La municipalité de Groix a déjà fait part à plusieurs reprises de cette inquiétude et demande une remise en question du site de clapage et le lancement d'études sur un site plus approprié.
Il est urgent de procéder à un véritable suivi du site de clapage, de mesurer précisément l'étendue de la zone impactée et l'importance de cet impact. Cette étude démontrera plus que probablement que le choix de ce site est une grave erreur.

Il semblerait logique de l’éloigner de la zone protégée puisque, si nous devions en créer une maintenant, elle ne serait certainement pas en pleine zone Natura 2000. Il existe une coulée de sédiments naturels de type vase plus à l’ouest, avec un talweg assez profond. On pourrait y pratiquer les clapages durant des décennies sans impacts particuliers.

Sur le pilotage:

Le comité de suivi des sédiments de la rade créé sous l'égide de l’État et comprenant des représentants des collectivités et associatifs n'a pas été consulté sur ce sujet. Ce comité de suivi ne doit pas être un alibi de bonne gouvernance et doit permettre d'aller plus loin que le rendu d' études de surveillance qui, comme par hasard, s'avèrent régulièrement rassurantes.

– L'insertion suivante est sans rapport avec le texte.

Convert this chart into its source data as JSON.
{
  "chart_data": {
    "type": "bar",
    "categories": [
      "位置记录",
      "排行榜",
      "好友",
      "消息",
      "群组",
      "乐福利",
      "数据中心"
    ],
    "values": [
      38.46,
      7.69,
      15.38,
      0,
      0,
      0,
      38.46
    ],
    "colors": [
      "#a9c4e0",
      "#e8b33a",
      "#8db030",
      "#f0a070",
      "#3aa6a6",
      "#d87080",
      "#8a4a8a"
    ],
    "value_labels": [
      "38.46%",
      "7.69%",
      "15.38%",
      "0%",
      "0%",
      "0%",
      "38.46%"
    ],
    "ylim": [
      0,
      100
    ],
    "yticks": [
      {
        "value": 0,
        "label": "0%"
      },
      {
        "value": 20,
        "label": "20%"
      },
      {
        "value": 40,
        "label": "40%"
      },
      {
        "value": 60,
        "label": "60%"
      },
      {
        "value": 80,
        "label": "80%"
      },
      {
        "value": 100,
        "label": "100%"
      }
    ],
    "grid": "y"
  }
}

Il y a urgence à constituer un groupement des institutions qui ont ces problèmes de dragages (Région,Port de Pêche, DCNS, Ports de plaisance etc ) pour financer (en proportion de leurs besoins respectifs) un programme d'études, de travaux et de suivi auquel il associerait les communes, collectivités et associations professionnelles ou autres.

Après en avoir délibéré,
Le Conseil municipal
Par 18 voix pour, 0 voix contre, 0 abstentions,
DECIDE DE DONNER UN AVIS DEFAVORABLE
sur le projet présenté par la DCNS dans le cadre de l'enquête publique susvisée. Pour extrait conforme au registre des délibérations du conseil municipal

Fait à l’île de Groix, le 30 novembre 2011 Le Maire

Certifié exécutoire compte tenu de la transmission en préfecture le 30 novembre 2011 et de la publication le 30 novembre 2011.